With a footfall of 15,000 to 18,000 over weekdays and roughly 50,000 visitors on Thursdays and Saturdays, Haji Ali has emerged to be an iconic tourist spot over the years. Built in the 19th century, this sought after destination in Mumbai is the tomb of Saint Pir Haji Ali Shah Bukhari. 

Floating in the middle of the sea, Haji Ali has a little story behind how it came into existence. Haji Ali Shah Bukhari renounced all materialistic possessions and became a saint just before going for a pilgrimage to Mecca. The masjid and the dargah were built in 1431 AD. As the legend goes, Haji Ali passed away on the way to Mecca and the casket that carried his remains floated back to the 'Dargah' on its own. 

On the other hand, another legend says that Haji Ali drowned where the Dargah stands today.
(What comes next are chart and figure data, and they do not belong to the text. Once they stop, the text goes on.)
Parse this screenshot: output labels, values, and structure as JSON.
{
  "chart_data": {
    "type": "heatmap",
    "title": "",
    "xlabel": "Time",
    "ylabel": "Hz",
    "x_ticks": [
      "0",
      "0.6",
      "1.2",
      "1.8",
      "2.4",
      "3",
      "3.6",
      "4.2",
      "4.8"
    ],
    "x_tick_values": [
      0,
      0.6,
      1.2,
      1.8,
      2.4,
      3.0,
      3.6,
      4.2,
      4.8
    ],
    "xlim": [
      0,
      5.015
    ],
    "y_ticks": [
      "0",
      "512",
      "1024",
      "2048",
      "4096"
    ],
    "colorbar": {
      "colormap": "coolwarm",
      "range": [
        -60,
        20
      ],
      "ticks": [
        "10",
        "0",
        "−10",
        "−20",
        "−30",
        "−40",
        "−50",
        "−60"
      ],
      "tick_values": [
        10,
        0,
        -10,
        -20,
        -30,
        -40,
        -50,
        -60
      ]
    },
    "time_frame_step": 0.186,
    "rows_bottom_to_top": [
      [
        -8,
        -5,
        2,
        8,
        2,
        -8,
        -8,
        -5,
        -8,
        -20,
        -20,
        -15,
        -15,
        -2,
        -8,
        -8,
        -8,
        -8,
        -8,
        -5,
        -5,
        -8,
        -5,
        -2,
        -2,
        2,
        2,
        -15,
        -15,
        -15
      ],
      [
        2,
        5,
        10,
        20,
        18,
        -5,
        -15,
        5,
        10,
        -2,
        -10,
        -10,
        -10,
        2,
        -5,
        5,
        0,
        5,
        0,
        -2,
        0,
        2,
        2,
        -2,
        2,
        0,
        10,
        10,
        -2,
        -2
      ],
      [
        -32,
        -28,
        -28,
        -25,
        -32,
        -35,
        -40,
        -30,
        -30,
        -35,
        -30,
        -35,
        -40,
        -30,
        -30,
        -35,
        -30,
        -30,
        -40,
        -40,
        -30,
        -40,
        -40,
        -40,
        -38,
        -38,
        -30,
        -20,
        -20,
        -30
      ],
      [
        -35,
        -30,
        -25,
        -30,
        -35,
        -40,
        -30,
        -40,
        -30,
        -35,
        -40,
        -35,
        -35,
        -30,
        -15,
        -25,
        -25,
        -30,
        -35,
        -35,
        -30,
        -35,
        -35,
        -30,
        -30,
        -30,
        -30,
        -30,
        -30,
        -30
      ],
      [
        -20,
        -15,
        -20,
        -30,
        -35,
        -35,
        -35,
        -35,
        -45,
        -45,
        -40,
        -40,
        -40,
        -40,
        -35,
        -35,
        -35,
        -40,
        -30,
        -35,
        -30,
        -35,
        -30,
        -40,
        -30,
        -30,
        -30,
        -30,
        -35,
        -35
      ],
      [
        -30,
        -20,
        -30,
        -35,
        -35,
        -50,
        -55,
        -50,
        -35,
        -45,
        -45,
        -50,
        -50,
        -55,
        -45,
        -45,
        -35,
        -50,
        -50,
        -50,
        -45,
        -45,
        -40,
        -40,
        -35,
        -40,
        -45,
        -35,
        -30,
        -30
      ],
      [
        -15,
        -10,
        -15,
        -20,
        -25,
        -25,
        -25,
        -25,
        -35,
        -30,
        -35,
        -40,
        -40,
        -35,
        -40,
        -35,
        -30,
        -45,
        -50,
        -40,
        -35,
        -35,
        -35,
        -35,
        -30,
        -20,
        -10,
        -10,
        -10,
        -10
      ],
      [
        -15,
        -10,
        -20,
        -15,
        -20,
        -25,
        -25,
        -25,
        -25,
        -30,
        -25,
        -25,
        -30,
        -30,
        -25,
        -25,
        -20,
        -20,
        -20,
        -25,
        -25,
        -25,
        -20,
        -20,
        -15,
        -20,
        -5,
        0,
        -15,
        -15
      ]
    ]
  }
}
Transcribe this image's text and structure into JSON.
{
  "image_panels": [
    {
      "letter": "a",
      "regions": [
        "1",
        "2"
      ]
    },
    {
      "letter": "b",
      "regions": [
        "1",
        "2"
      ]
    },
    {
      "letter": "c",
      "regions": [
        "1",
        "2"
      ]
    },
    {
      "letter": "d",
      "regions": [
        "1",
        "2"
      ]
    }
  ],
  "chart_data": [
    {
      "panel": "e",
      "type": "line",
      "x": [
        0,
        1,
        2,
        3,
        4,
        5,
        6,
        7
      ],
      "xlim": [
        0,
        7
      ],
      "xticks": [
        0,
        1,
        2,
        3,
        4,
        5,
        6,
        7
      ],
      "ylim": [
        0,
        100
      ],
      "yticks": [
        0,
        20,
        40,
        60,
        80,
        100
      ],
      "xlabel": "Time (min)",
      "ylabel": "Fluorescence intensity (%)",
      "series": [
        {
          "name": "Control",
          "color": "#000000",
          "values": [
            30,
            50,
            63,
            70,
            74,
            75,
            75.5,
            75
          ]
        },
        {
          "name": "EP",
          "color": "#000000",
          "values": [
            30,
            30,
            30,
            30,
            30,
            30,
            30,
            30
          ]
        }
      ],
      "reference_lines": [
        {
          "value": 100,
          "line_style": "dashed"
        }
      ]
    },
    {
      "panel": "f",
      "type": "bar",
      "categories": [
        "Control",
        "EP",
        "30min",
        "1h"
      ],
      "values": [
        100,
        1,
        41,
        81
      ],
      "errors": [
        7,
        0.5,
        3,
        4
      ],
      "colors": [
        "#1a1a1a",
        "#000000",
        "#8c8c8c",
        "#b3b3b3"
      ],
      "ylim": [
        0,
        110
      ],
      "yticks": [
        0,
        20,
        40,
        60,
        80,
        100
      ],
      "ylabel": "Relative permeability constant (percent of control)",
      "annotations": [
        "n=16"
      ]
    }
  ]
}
It  has been a custodian of the shores ever since. 

The dargah is made of 'Makrana' marble, the same whitewashed marble that Emperor Shah Jahan used to build the Taj Mahal. Haji Ali houses two significant monuments- the tomb of Pir Haji Ali Shah Bukhari along with a mosque. Its architecture is straight out of the Mughal period. The Dargah is 85 ft. tall and occupies 4,500 sq. mts. space. The first structures you will see when you enter the dargah will be a marble courtyard and the central shrine along with the main mosque brocaded with a red and green sheet. The kaleidoscopic patterns on the marble pillars and the mirror work  make the monument look grand and royal.  400 years old, the structures are corroding in various places. The Dargah Trust is trying to source the Makrana marble to renovate the damaged portions.


This tourist destination is an architectural wonder with a perfect blend of the Indo-Islamic and the Mughal style. Withstanding storms and age, the mosque has survived around 400 years.

During the 1949 floods, where Mumbai faced the wrath of the sea, Haji Ali remained unharmed despite being located right at the seashore. Miraculously, the pilgrims and the visitors inside the Dargah, who thought they’d drown in the floods, left unharmed after disaster.


What is even more surprising about Haji Ali is that the pathway has remained pothole free ever since its existence, despite being constructed on the seashore. Where Mumbai is teeming with conversations and debates over the pothole issue, the Dargah has miraculously survived all these years.

It is one of the most iconic locations in Mumbai one must not miss. It is not just a mosque or a tourist spot, it is an experience quite unique. Despite the constant hustle, there is a sense of calmness in the air when you enter the monument. It doesn't matter which religion you follow, this place welcomes all with open arms.